Twosaddle Corydoras, Weitzmans Pansermalle (Denmark) - Corydoras(ln9) weitzmani Nijssen, 1971
Article © Julian Dignall, uploaded August 24, 2011.
This month I turn 40 years old and in writing this month's article I find myself thinking about two past points in time:August 1997 and August 1971. The former was around about the time that I seriously started work on what was to grow into PlanetCatfish.com, the latter was when I was born. Also around about that time in the early seventies, Hans Nijssen was naming a new species of Corydoras after the American ichthyologist Dr. Stanley Weitzman.
1971 was a good year for catfishes, with Poll publishing work on Synodontis which, to this day, is referred to regularly and is, in my opinion, one of the great modern works. 1971 also saw Corydoras panda appear. That single spotted species was to become a mainstay. But it is to a species with two spots on its flanks that provided more intrigue. Corydoras weitzmani was described in 1971 but it had been sitting in a jar on a shelf since first formally collected in 1949.
Any Corydoras fan subsequently reading Nijssen's description of this fish would not fail to put what the Germans refer to as a "phantom" species at the top of their wish-list. That said, the five specimens that Nijssen had, and the one he collected in 1969, were all that are mentioned in the description. It is odd to note the numbers available; even odder was the type locality given near Cusco in Southern Peru.

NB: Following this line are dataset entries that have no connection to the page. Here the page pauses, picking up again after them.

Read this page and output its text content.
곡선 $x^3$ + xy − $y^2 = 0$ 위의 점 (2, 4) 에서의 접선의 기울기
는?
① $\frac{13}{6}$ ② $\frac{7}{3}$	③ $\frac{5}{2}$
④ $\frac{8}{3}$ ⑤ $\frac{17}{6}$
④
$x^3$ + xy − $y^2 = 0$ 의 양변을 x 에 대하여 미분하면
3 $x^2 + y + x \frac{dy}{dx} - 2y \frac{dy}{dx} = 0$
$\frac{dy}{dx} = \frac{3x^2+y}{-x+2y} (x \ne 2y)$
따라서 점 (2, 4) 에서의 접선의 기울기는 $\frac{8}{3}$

Cusco is well known to the world traveller, and several failed attempts to relocate the fish and introduce it into the aquarium hobby came and went. Additionally, what were we to make of the care requirements and breeding set-up for a Corydoras that lives at an inaccessible 11,000 feet above sea level? Some have suggested this information was deliberately given by the collectors as a false lead to throw any more collectors off the scent. I've already said that I wasn't born when this was all happening, but it shouldn't take a particularly developed mind to wonder exactly how much commercial intrigue existed at that time. Would they really do that then? Why Cusco?
However, the species was named to honour Dr. Weitzman, curator of fishes at the Smithsonian, but he also occupied a role as senior consulting editor at TFH magazine (how times change) and that would imply a link with the trade. But in the trade this ghost species remained a phantom, elusive and the stuff of legend. Dr David Sands documented a trip out to Cusco in PFK magazine and failed to find it.

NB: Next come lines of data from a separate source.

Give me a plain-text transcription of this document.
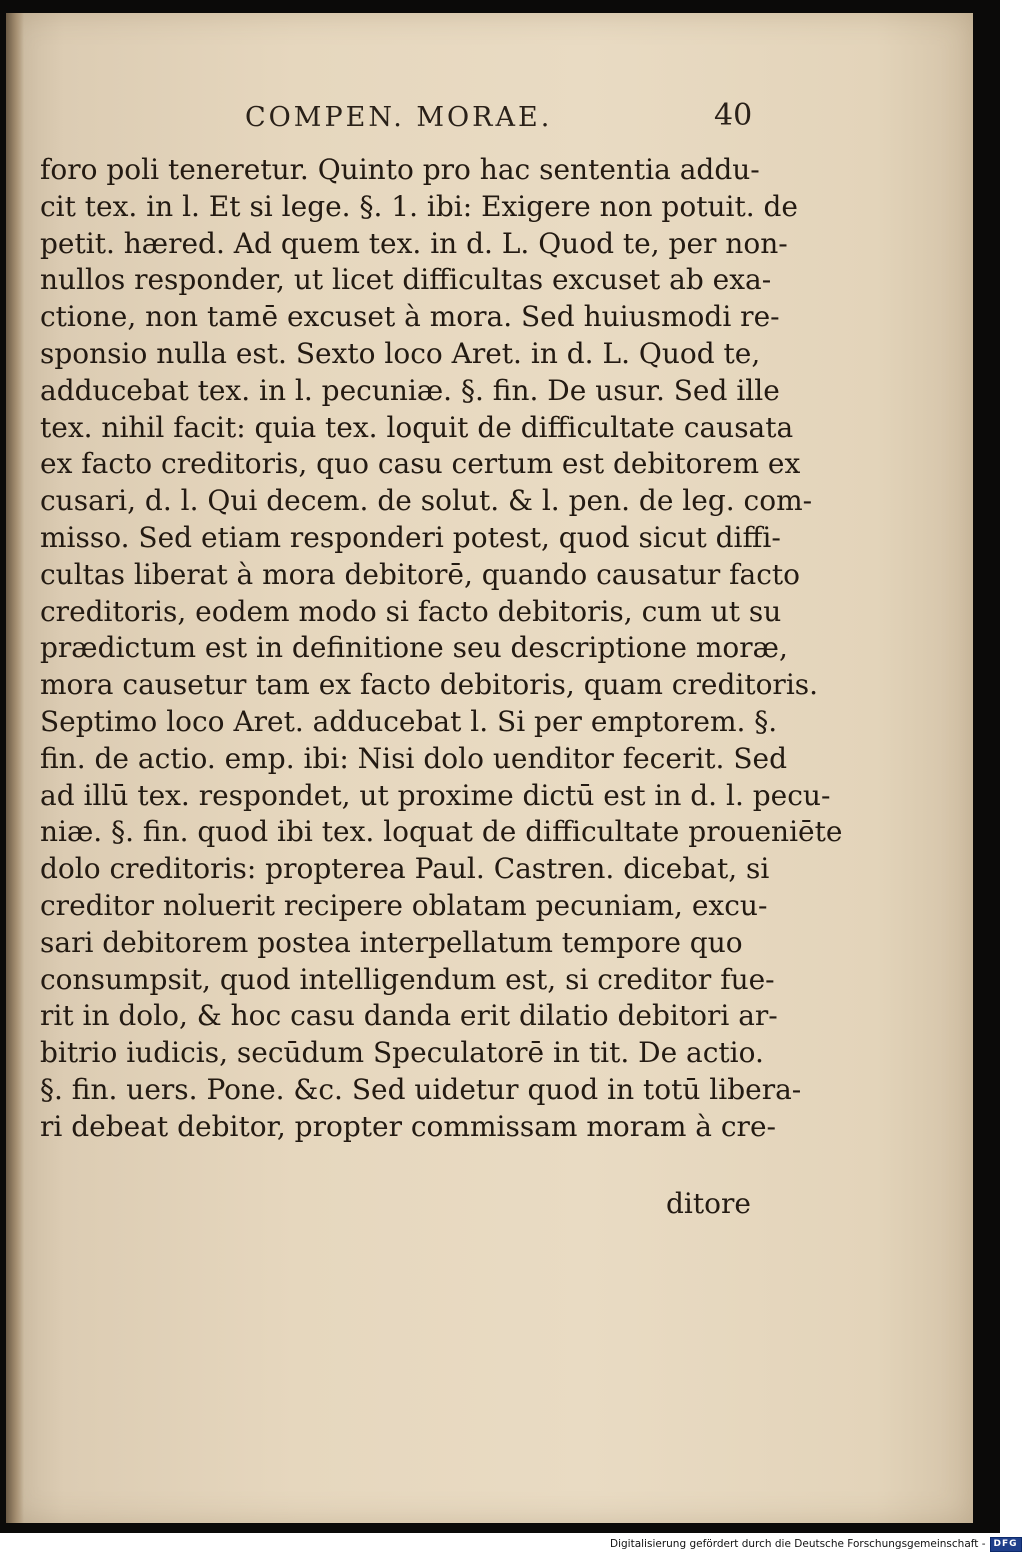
COMPEN. MORAE.	40
foro poli teneretur. Quinto pro hac sententia addu-
cit tex. in l. Et si lege. §. 1. ibi: Exigere non potuit. de
petit. hæred. Ad quem tex. in d. L. Quod te, per non-
nullos responder, ut licet difficultas excuset ab exa-
ctione, non tamē excuset à mora. Sed huiusmodi re-
sponsio nulla est. Sexto loco Aret. in d. L. Quod te,
adducebat tex. in l. pecuniæ. §. fin. De usur. Sed ille
tex. nihil facit: quia tex. loquit de difficultate causata
ex facto creditoris, quo casu certum est debitorem ex
cusari, d. l. Qui decem. de solut. & l. pen. de leg. com-
misso. Sed etiam responderi potest, quod sicut diffi-
cultas liberat à mora debitorē, quando causatur facto
creditoris, eodem modo si facto debitoris, cum ut su
prædictum est in definitione seu descriptione moræ,
mora causetur tam ex facto debitoris, quam creditoris.
Septimo loco Aret. adducebat l. Si per emptorem. §.
fin. de actio. emp. ibi: Nisi dolo uenditor fecerit. Sed
ad illū tex. respondet, ut proxime dictū est in d. l. pecu-
niæ. §. fin. quod ibi tex. loquat de difficultate proueniēte
dolo creditoris: propterea Paul. Castren. dicebat, si
creditor noluerit recipere oblatam pecuniam, excu-
sari debitorem postea interpellatum tempore quo
consumpsit, quod intelligendum est, si creditor fue-
rit in dolo, & hoc casu danda erit dilatio debitori ar-
bitrio iudicis, secūdum Speculatorē in tit. De actio.
§. fin. uers. Pone. &c. Sed uidetur quod in totū libera-
ri debeat debitor, propter commissam moram à cre-
ditore
Digitalisierung gefördert durch die Deutsche Forschungsgemeinschaft - DFG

That all changed in late 2004 when Japanese collector Shigezo Kamihata supplied fish to Japan. A good move, as the tropical fish market in there has a budget like no other. Corydoras were (and continue to be) very popular in this heightened live fish market; the going rate was around US$1000 a fish. It is against that level of demand that any other population of fishkeepers needs to compete, and rarely does. Staying in Japan, the fish was introduced in Aqualife magazine in February 2005 as the "fantasy cory".
Later that year, imports were forthcoming to the second tier of ornamental fish trading countries like Germany, the UK and USA. We learned then that the fishes were exported from the more southern Madre de Dios (Mother of God) river system also in Peru. Even then prices of around £50 per fish were the going rate. Soon, several spawnings were reported globally and between then and now, this has become a fish that you can buy for under £10. Furthermore, Peruvian exporters either discovered new collecting sites, transport routes opened up, or the locations became more well known, as the species become more available from the wild too.
After such an intrigue-laden introduction, we should perhaps expect some devastating spawning trigger or another mystical husbandry requirement for this species. But, as it turns out, they are easy to keep, they spawn easily and are relatively fecund. It would not surprise me if, in another 40 years' time, this species replaces the bronze cory as the fish we all see in all shops most of the time. Certainly it would well deserve it.